Una vez que las madres abandonaron el despacho, el asesor pedagógico hizo correr la llave y le dirigió a la rectora una mirada de aprobación. Esta última, entendiendo a la perfección la señal, respiró profundamente y así habló:
“Mayorga, evidentemente a usted no le interesa enmendar los dislates que viene cometiendo. Y al colegio no le conviene despedirlo porque la indemnización es demasiado costosa. Así que voy a serle totalmente franca. Lo vamos a reconvertir. Nosotros, los directivos de las instituciones escolares ejercemos un poder que usted, en su necio desprecio para con nosotros, ni siquiera logra avizorar”.
“Ya creo entender. Me van a amonestar, ¿no es así? Tendré que firmar un parte de amonestaciones y llevar una nota a mis padres en el cuaderno de comunicaciones”.

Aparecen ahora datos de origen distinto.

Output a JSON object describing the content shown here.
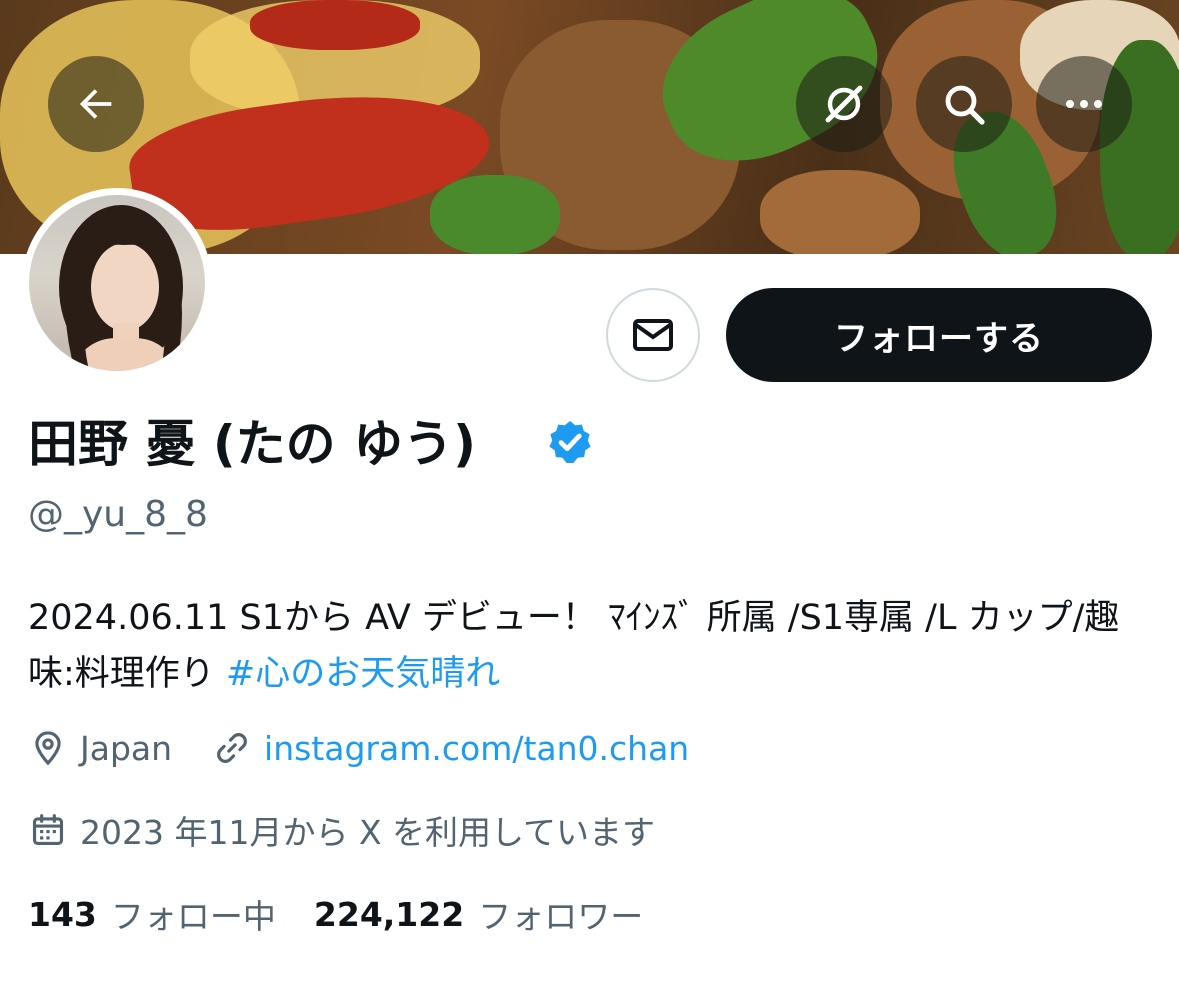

“No sea imbécil. Reconvertirlo implica transformarlo en otra persona, en un fiel. El planeta no se encuentra dominado por los masones, ni por los ciegos, ni mucho menos por los judíos. Somos los directivos escolares, los que desde hace varios siglos controlamos en clave secreta todos los asuntos de auténtica importancia. Y lo hacemos a través del mesmerismo, que vamos trasmitiéndonos de generación en generación. También nos ayudan en la tarea de gobierno, nuestros fieles, que se cuentan por millones. Con toda esa maquinaria prescribimos y sancionamos conductas en todos los ámbitos y a escala global.
Cierto es que nos quejamos por la falta de presupuesto, y dejamos que el sistema educativo funcione de modo decadente y condescendiente, pero sólo lo hacemos como coartada, como pantalla. Ocultamos nuestras amplias cuotas de poder denunciando permanentemente nuestra carencia de ellas. Aún en los países donde las partidas económicas destinadas a la educación son elevadas, siempre podemos decir que son ínfimas en comparación con lo destinado a la producción de armas. Claro que cuando usted entre en trance olvidará por completo esta revelación que acabo de realizarle.”
“Muy bien... supongo que ahora extraerá algún exótico medallón de alguno de sus cajones y con la connivencia del asesor pedagógico me hipnotizará”.
“Supone bien Mayorga”, contestó con perversa serenidad la rectora y, tras abrir un pequeño cajón lateral de su escritorio, comenzó a mover en forma pendular y delante de los ojos de su víctima, un medallón de bronce con un ojo tallado en el centro.
El lunes siguiente, por la mañana, reinaba un clima de adormilada tranquilidad en la sala de docentes; hasta que el profesor en filosofía hizo su entrada, radiante y ameno.
“Hola colegas, cómo los trata el día”, preguntó retórico, para luego agregar sin esperar respuesta alguna:
“Tengo aquí, en este diario que acabo de comprar, una noticia que a ustedes les agradará analizar y a mí leerles. Se titula «Rescatemos el fuego sagrado de la enseñanza » y se refiere a un texto inédito de Domingo Faustino Sarmiento, recientemente encontrado dentro de una bota de vino de mediados del siglo XIX. La bota se hallaba en un museo de San Juan desde 1925”.
Una vez que terminó de leer el artículo, se generó un intenso intercambio de opiniones. Demás está decir que Mayorga coincidió en todo momento con las ideas vertidas por Betina Villalba.